I always feel free when I can smell the saltwater…feel the sun on my skin, the sand on my feet. I feel free knowing that in this moment, I am warm, I am free, and that’s all I have to worry about.
I love walking along the shore, searching for broken pieces of seashells. Sometimes I find whole ones, and that’s nice…but the broken pieces are everywhere.
Ohhh look a metaphor 😛
We’re all broken. I don’t know a single person who is entirely “whole”. We all have something on our minds, something deep down that tears at us. Something we never said, something we never did…whether we can fix it or not, there’s always that something. It takes, in my opinion, many (many) years ans a lot of work to be okay with what didn’t, couldn’t, or wouldn’t happen. Or, in other cases, something that did happen that we didn’t want.
We’re all broken. We’ve all given pieces of ourselves away, hoping the other person will take care of them…take care of you.
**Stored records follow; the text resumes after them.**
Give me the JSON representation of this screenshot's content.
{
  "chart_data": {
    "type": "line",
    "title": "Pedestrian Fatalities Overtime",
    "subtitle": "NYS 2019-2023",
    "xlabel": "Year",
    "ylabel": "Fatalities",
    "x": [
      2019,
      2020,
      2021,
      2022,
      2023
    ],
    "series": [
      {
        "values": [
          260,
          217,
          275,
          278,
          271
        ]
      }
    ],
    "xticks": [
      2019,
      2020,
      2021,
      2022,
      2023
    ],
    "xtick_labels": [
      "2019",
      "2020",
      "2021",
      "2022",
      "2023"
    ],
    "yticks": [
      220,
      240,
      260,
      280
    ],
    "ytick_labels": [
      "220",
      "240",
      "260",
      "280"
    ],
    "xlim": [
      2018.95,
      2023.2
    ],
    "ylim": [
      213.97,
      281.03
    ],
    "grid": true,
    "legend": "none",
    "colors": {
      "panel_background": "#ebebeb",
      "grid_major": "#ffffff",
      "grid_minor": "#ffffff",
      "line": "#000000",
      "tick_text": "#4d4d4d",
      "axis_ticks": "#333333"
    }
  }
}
Some don’t. Some take those pieces and break them further.
But some do. Some people take those pieces, and hug you closer. They’re genuine. They love you for those pieces, for the ones you still have, for the ones you’ve given away that you can only tell them about.
More to the point. I’m grateful for the people I have in my life right now. I’m grateful that I have been vulnerable with some people, and they haven’t turned away and run. I’m thankful that I got to spend tonight with someone I love, and who loves me for who I am today and who I was at any given point of my life.
I’m grateful for the other night at work. If you read my last post, I was upset that I didn’t get the chance to talk to someone when I felt I was at a low point. Something amazing happened not too long after I posted that. One of the people who yelled at me that night in the drive thru (I work at Starbucks) called the store and apologized for yelling at me. Who does that? He took the time to call, apologize profusely, tell my manager I did nothing wrong, and explain that he wanted to make it right.
I don’t know about anyone else in the customer service-type industry, but for me, that rarely happens. I actually don’t even think it’s happened before (to me).
I’m thankful for those of you who read and respond to my sometimes nonsensical vents and rambles. Thank you for sharing your time with me. That is an honor.
Who said Thanksgiving can’t be every day?